Question

Please help! solve: 4sin³x+2sin²x-2sinx-1=0 for 0° ≤ x ≤ 360°

Answer 1

can you take common factor on the left-hand side?

Answer 2

common factor would be sin(x) right?

Answer 3

... h... actually... after getting rid of the 1, yes

Answer 4

well... 2sin(x)

Answer 5

You add 1 to the right side but what would the left hand side look like after you simplify the gcf

Answer 6

\(\bf 4sin^3(x)+2sin^2(x)-2sin(x)-1=0\\ \quad \\

4sin^3(x)+2sin^2(x)-2sin(x)=1\\ \quad \\
2sin(x)\quad [2sin^2(x)+sin(x)-1] = 1\)

Answer 7

hmmmm

Answer 8

So are you looking to solve 4u^3+2u^2-2u-1=0

Did you try to find the possible 0's?

Answer 9

yea... I think so @myininaya is correct.. you may have to factor it with the 0 on the right-hand side

Answer 10

or you could factor by grouping :) much simpler

Answer 11

Yes I am trying to solve for the possible solutions in degrees. How would you factor by grouping?

Answer 12

\[(4\sin^3(x)+2\sin^2(x))+(-2\sin(x)-1)=0\]

Answer 13

Look at those first two terms. They have common factor.
Look at the last terms. Factor out -1.

Answer 14

Or you can look at it in terms of u instead of sin at first.

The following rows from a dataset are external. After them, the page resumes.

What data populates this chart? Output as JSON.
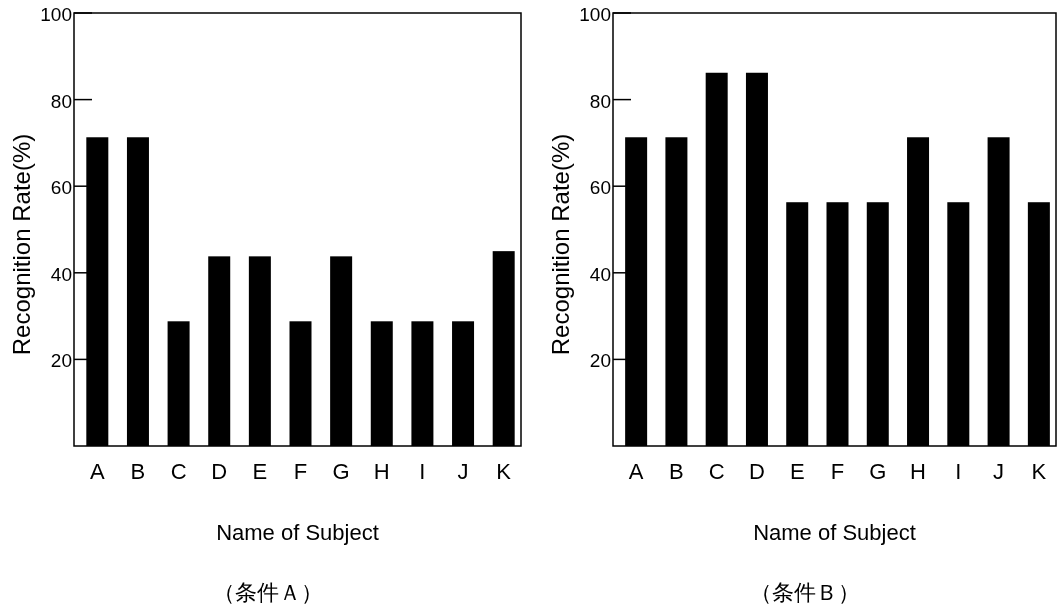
{
  "chart_data": [
    {
      "type": "bar",
      "ylabel": "Recognition Rate(%)",
      "xlabel": "Name of Subject",
      "annotations": [
        "（条件Ａ）"
      ],
      "categories": [
        "A",
        "B",
        "C",
        "D",
        "E",
        "F",
        "G",
        "H",
        "I",
        "J",
        "K"
      ],
      "values": [
        71.3,
        71.3,
        28.8,
        43.8,
        43.8,
        28.8,
        43.8,
        28.8,
        28.8,
        28.8,
        45.0
      ],
      "color": "#000000",
      "ylim": [
        0,
        100
      ],
      "yticks": [
        20,
        40,
        60,
        80,
        100
      ],
      "grid": false
    },
    {
      "type": "bar",
      "ylabel": "Recognition Rate(%)",
      "xlabel": "Name of Subject",
      "annotations": [
        "（条件Ｂ）"
      ],
      "categories": [
        "A",
        "B",
        "C",
        "D",
        "E",
        "F",
        "G",
        "H",
        "I",
        "J",
        "K"
      ],
      "values": [
        71.3,
        71.3,
        86.2,
        86.2,
        56.3,
        56.3,
        56.3,
        71.3,
        56.3,
        71.3,
        56.3
      ],
      "color": "#000000",
      "ylim": [
        0,
        100
      ],
      "yticks": [
        20,
        40,
        60,
        80,
        100
      ],
      "grid": false
    }
  ]
}
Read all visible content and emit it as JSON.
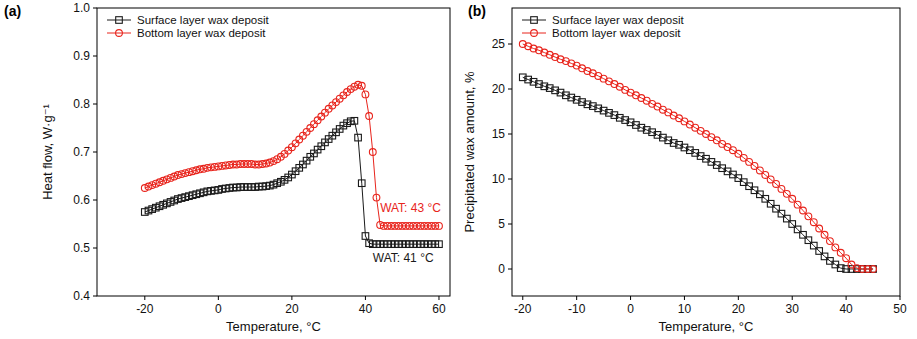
{
  "chart_data": [
    {
      "type": "line",
      "panel": "(a)",
      "x_label": "Temperature, °C",
      "y_label": "Heat flow, W·g⁻¹",
      "xlim": [
        -33,
        63
      ],
      "ylim": [
        0.4,
        1.0
      ],
      "xticks": [
        -20,
        0,
        20,
        40,
        60
      ],
      "yticks": [
        0.4,
        0.5,
        0.6,
        0.7,
        0.8,
        0.9,
        {
          "value": 1.0,
          "label": "1.0"
        }
      ],
      "grid": false,
      "legend": "top-left",
      "x": [
        -20,
        -19,
        -18,
        -17,
        -16,
        -15,
        -14,
        -13,
        -12,
        -11,
        -10,
        -9,
        -8,
        -7,
        -6,
        -5,
        -4,
        -3,
        -2,
        -1,
        0,
        1,
        2,
        3,
        4,
        5,
        6,
        7,
        8,
        9,
        10,
        11,
        12,
        13,
        14,
        15,
        16,
        17,
        18,
        19,
        20,
        21,
        22,
        23,
        24,
        25,
        26,
        27,
        28,
        29,
        30,
        31,
        32,
        33,
        34,
        35,
        36,
        37,
        38,
        39,
        40,
        41,
        42,
        43,
        44,
        45,
        46,
        47,
        48,
        49,
        50,
        51,
        52,
        53,
        54,
        55,
        56,
        57,
        58,
        59,
        60
      ],
      "series": [
        {
          "name": "Surface layer wax deposit",
          "color": "#1a1a1a",
          "marker": "square",
          "line_style": "solid",
          "values": [
            0.575,
            0.578,
            0.581,
            0.584,
            0.587,
            0.59,
            0.593,
            0.596,
            0.599,
            0.602,
            0.604,
            0.606,
            0.608,
            0.61,
            0.612,
            0.614,
            0.616,
            0.618,
            0.619,
            0.62,
            0.621,
            0.623,
            0.624,
            0.625,
            0.626,
            0.626,
            0.627,
            0.627,
            0.627,
            0.627,
            0.627,
            0.628,
            0.628,
            0.629,
            0.63,
            0.632,
            0.635,
            0.638,
            0.642,
            0.647,
            0.653,
            0.66,
            0.667,
            0.674,
            0.682,
            0.69,
            0.697,
            0.705,
            0.712,
            0.72,
            0.727,
            0.734,
            0.741,
            0.748,
            0.755,
            0.76,
            0.764,
            0.765,
            0.73,
            0.635,
            0.525,
            0.51,
            0.508,
            0.508,
            0.508,
            0.508,
            0.508,
            0.508,
            0.508,
            0.508,
            0.508,
            0.508,
            0.508,
            0.508,
            0.508,
            0.508,
            0.508,
            0.508,
            0.508,
            0.508,
            0.508
          ]
        },
        {
          "name": "Bottom layer wax deposit",
          "color": "#e8241c",
          "marker": "circle",
          "line_style": "solid",
          "values": [
            0.625,
            0.628,
            0.631,
            0.634,
            0.637,
            0.64,
            0.643,
            0.646,
            0.649,
            0.652,
            0.654,
            0.656,
            0.658,
            0.66,
            0.662,
            0.664,
            0.665,
            0.667,
            0.668,
            0.669,
            0.67,
            0.671,
            0.672,
            0.673,
            0.674,
            0.674,
            0.675,
            0.675,
            0.675,
            0.675,
            0.674,
            0.674,
            0.675,
            0.676,
            0.678,
            0.681,
            0.685,
            0.69,
            0.696,
            0.703,
            0.71,
            0.718,
            0.726,
            0.734,
            0.742,
            0.75,
            0.758,
            0.766,
            0.774,
            0.782,
            0.79,
            0.797,
            0.804,
            0.811,
            0.818,
            0.825,
            0.831,
            0.836,
            0.84,
            0.838,
            0.82,
            0.775,
            0.7,
            0.605,
            0.548,
            0.546,
            0.546,
            0.546,
            0.546,
            0.546,
            0.546,
            0.546,
            0.546,
            0.546,
            0.546,
            0.546,
            0.546,
            0.546,
            0.546,
            0.546,
            0.546
          ]
        }
      ],
      "annotations": [
        {
          "text": "WAT: 43 °C",
          "x": 44,
          "y": 0.575,
          "color": "#e8241c"
        },
        {
          "text": "WAT: 41 °C",
          "x": 42,
          "y": 0.47,
          "color": "#1a1a1a"
        }
      ]
    },
    {
      "type": "line",
      "panel": "(b)",
      "x_label": "Temperature, °C",
      "y_label": "Precipitated wax amount, %",
      "xlim": [
        -22,
        50
      ],
      "ylim": [
        -3,
        29
      ],
      "xticks": [
        -20,
        -10,
        0,
        10,
        20,
        30,
        40,
        50
      ],
      "yticks": [
        0,
        5,
        10,
        15,
        20,
        25
      ],
      "grid": false,
      "legend": "top-left",
      "x": [
        -20,
        -19,
        -18,
        -17,
        -16,
        -15,
        -14,
        -13,
        -12,
        -11,
        -10,
        -9,
        -8,
        -7,
        -6,
        -5,
        -4,
        -3,
        -2,
        -1,
        0,
        1,
        2,
        3,
        4,
        5,
        6,
        7,
        8,
        9,
        10,
        11,
        12,
        13,
        14,
        15,
        16,
        17,
        18,
        19,
        20,
        21,
        22,
        23,
        24,
        25,
        26,
        27,
        28,
        29,
        30,
        31,
        32,
        33,
        34,
        35,
        36,
        37,
        38,
        39,
        40,
        41,
        42,
        43,
        44,
        45
      ],
      "series": [
        {
          "name": "Surface layer wax deposit",
          "color": "#1a1a1a",
          "marker": "square",
          "line_style": "solid",
          "values": [
            21.3,
            21.05,
            20.8,
            20.55,
            20.3,
            20.1,
            19.85,
            19.6,
            19.3,
            19.05,
            18.8,
            18.55,
            18.3,
            18.1,
            17.85,
            17.6,
            17.35,
            17.1,
            16.8,
            16.55,
            16.3,
            16.0,
            15.7,
            15.45,
            15.2,
            14.9,
            14.6,
            14.3,
            14.0,
            13.8,
            13.5,
            13.2,
            12.9,
            12.55,
            12.25,
            11.9,
            11.55,
            11.2,
            10.85,
            10.5,
            10.1,
            9.65,
            9.2,
            8.75,
            8.3,
            7.8,
            7.25,
            6.7,
            6.15,
            5.6,
            5.0,
            4.4,
            3.8,
            3.2,
            2.6,
            2.0,
            1.4,
            0.9,
            0.5,
            0.1,
            0,
            0,
            0,
            0,
            0,
            0
          ]
        },
        {
          "name": "Bottom layer wax deposit",
          "color": "#e8241c",
          "marker": "circle",
          "line_style": "solid",
          "values": [
            25.0,
            24.75,
            24.5,
            24.3,
            24.05,
            23.8,
            23.55,
            23.3,
            23.1,
            22.85,
            22.6,
            22.3,
            22.0,
            21.75,
            21.45,
            21.15,
            20.85,
            20.55,
            20.25,
            19.9,
            19.6,
            19.3,
            19.0,
            18.7,
            18.35,
            18.05,
            17.7,
            17.4,
            17.05,
            16.75,
            16.4,
            16.05,
            15.7,
            15.35,
            15.0,
            14.65,
            14.3,
            13.9,
            13.55,
            13.2,
            12.8,
            12.35,
            11.9,
            11.45,
            10.95,
            10.45,
            9.95,
            9.45,
            8.9,
            8.35,
            7.8,
            7.15,
            6.5,
            5.85,
            5.2,
            4.5,
            3.8,
            3.1,
            2.4,
            1.8,
            1.2,
            0.5,
            0.1,
            0,
            0,
            0
          ]
        }
      ]
    }
  ]
}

Your choice.

Answer 15

would it be 2sin^3(x) +sin(x)) + (2sin(x))=0 ?

Answer 16

\[(4u^3+2u^2)+(-2u-1)=0\]

Answer 17

What does 4u^3 and 2u^2 have in common?

Answer 18

2u^2? or just u^2?

Answer 19

The gcf would be 2u^2
So we have
\[2u^2(2u+1)+(-2u-1)=0\]
Those last two terms, you can factor out -1.

Answer 20

2u^2(2u+1) + ( 2sin) = 0

Answer 21

(-2u-1)=-(2u+1)

Answer 22

So (-2sin(x)-1)=-(2sin(x)+1)

Answer 23

\[2u^2(2u+1)-1(2u+1)=0\]

Now you have two terms.
(2u+1) is a factor of both of those terms.
Do you think you can completely factor the left hand side now.

Answer 24

2u^2-1=0

Answer 25

Don't forget about the (2u+1)

So to factor \[2u^2(2u+1)-1(2u+1) \text{ we find what both of our terms have in common } \]
The (2u+1)
So we factor the (2u+1) out giving us
\[(2u+1)(2u^2-1)=0\]
Set both factors equal to 0.
Don't forget u is sin(x).

Answer 26

Oh yeah that's right, I haven't done factoring in awhile. what would be the next step after this one?

Answer 27

Setting both factors equal to 0.

Answer 28

sin x +1 = 0
sin x = -1
and
sin^2x-1=0
sin^2x = 1

Answer 29

Your 2's are disappearing?

Answer 30

\[2u+1=0 \text{ or } 2u^2-1=0\]
\[2u=-1 \text{ or } 2u^2=1\]
\[u=\frac{-1}{2} \text{ or } u^2=\frac{1}{2}\]

Answer 31

How would you convert that to degrees for the final answer?

Answer 32

sin(x)=-1/2
Did I just show you the unit circle?

Answer 33

is it 210 and 330 degrees?

Answer 34

You also need to solve sin^2(x)=1/2
Take the square root of both sides
\[\sin(x)=\pm \sqrt{ \frac{1}{2} }\]
Don't forget to solve these two as well.
And yes those are the solutions to sin(x)=-1/2

Answer 35

Now for this one, it maybe easy for you to rationalize the denominator first before looking on the unit circle.

Answer 36

so the four answers would be 30, 150, 210, and 330 degrees?

Answer 37

\[\sin(x)=\frac{\sqrt{2}}{2} \text{ or } \sin(x)=-\frac{\sqrt{2}}{2}\]
I don't think you solved these correctly.

Answer 38

You solved sin(x)=-1/2 correctly.
So part of your answer is 210 and 330 degrees.

Answer 39

okay thanks for the help

Answer 40

Np. You got it from here?

Answer 41

yeah i got it.

Answer 42

Neatness.